Rick Santorum had a brilliant idea:
The Republican Party has become the preferred political vehicle of America's white working class. There should, therefore, be room in a Republican primary for a candidate who championed the interests of the non-rich; who offered an economic message that offered genuine hope for improvement to voters who have been hit hard by the 2008-2009 crisis and by the long years of middle-income stagnation before 2008.
It was a powerful concept, but Santorum could not manage to execute it. He fused one gimmick (a concessionary tax rate for manufacturing industry) to the generic Republican platform that favors the old and the wealthy over the young and the striving.

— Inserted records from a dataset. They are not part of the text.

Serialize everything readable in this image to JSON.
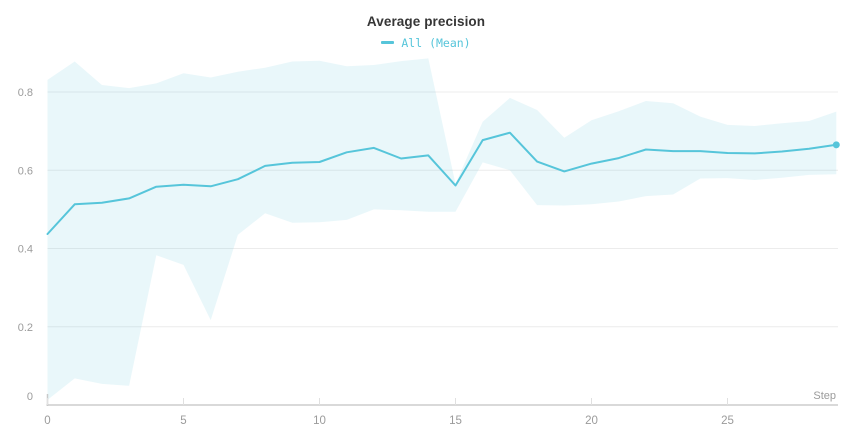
{
  "chart_data": {
    "type": "line",
    "title": "Average precision",
    "xlabel": "Step",
    "legend": [
      {
        "label": "All (Mean)",
        "color": "#56c5da"
      }
    ],
    "legend_position": "top-center",
    "grid": "horizontal",
    "x": [
      0,
      1,
      2,
      3,
      4,
      5,
      6,
      7,
      8,
      9,
      10,
      11,
      12,
      13,
      14,
      15,
      16,
      17,
      18,
      19,
      20,
      21,
      22,
      23,
      24,
      25,
      26,
      27,
      28,
      29
    ],
    "xticks": [
      0,
      5,
      10,
      15,
      20,
      25
    ],
    "xtick_labels": [
      "0",
      "5",
      "10",
      "15",
      "20",
      "25"
    ],
    "yticks": [
      0,
      0.2,
      0.4,
      0.6,
      0.8
    ],
    "ytick_labels": [
      "0",
      "0.2",
      "0.4",
      "0.6",
      "0.8"
    ],
    "ylim": [
      0,
      0.9
    ],
    "xlim": [
      0,
      29.5
    ],
    "series": [
      {
        "name": "All (Mean)",
        "values": [
          0.437,
          0.513,
          0.517,
          0.528,
          0.558,
          0.563,
          0.559,
          0.577,
          0.611,
          0.619,
          0.621,
          0.646,
          0.657,
          0.63,
          0.638,
          0.561,
          0.677,
          0.696,
          0.622,
          0.597,
          0.617,
          0.631,
          0.653,
          0.649,
          0.649,
          0.644,
          0.643,
          0.648,
          0.655,
          0.665
        ]
      }
    ],
    "band": {
      "name": "min/max range",
      "upper": [
        0.831,
        0.878,
        0.818,
        0.81,
        0.822,
        0.848,
        0.837,
        0.852,
        0.862,
        0.878,
        0.88,
        0.866,
        0.869,
        0.879,
        0.886,
        0.565,
        0.724,
        0.785,
        0.754,
        0.683,
        0.728,
        0.751,
        0.777,
        0.771,
        0.737,
        0.716,
        0.713,
        0.72,
        0.726,
        0.75
      ],
      "lower": [
        0.013,
        0.068,
        0.054,
        0.049,
        0.383,
        0.358,
        0.217,
        0.435,
        0.49,
        0.466,
        0.467,
        0.473,
        0.5,
        0.498,
        0.494,
        0.494,
        0.62,
        0.6,
        0.511,
        0.51,
        0.513,
        0.52,
        0.534,
        0.538,
        0.579,
        0.58,
        0.575,
        0.581,
        0.588,
        0.59
      ]
    },
    "colors": {
      "line": "#56c5da",
      "band_fill": "rgba(86,197,218,0.13)",
      "grid": "#ececec",
      "axis": "#d9d9d9",
      "tick": "#e0e0e0",
      "axis_stub": "#c9c9c9",
      "tick_text": "#9b9b9b",
      "title_text": "#363636"
    },
    "endpoint_dot": true
  }
}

To some degree, Santorum was constrained by inner factors: his own strong ideological commitments.
But even more, he was constrained by the Republican campaign map. The activist economic program needed to accomplish what Santorum declared he wished to accomplish—stabilize working-class employment and thus working-class families—is simply anathema to the donors, media institutions, and activists who sway Republican primaries.
Santorum dwindled into the candidate of ideological purity. It's a strange kind of working-class champion who also sees eye-to-eye with the Club for Growth and the Wall Street Journal editorial page.
Yet the need Santorum identified remains a genuine need indeed. Is there some way for the party of markets and enterprise to speak for the economic aspirations of a larger segment of the population than Santorum's party speaks for today? For that matter, than Santorum himself was ever able to speak to?
The person who finds that way will be the next Republican president. And I greatly fear that we won't see another Republican president until that way is found.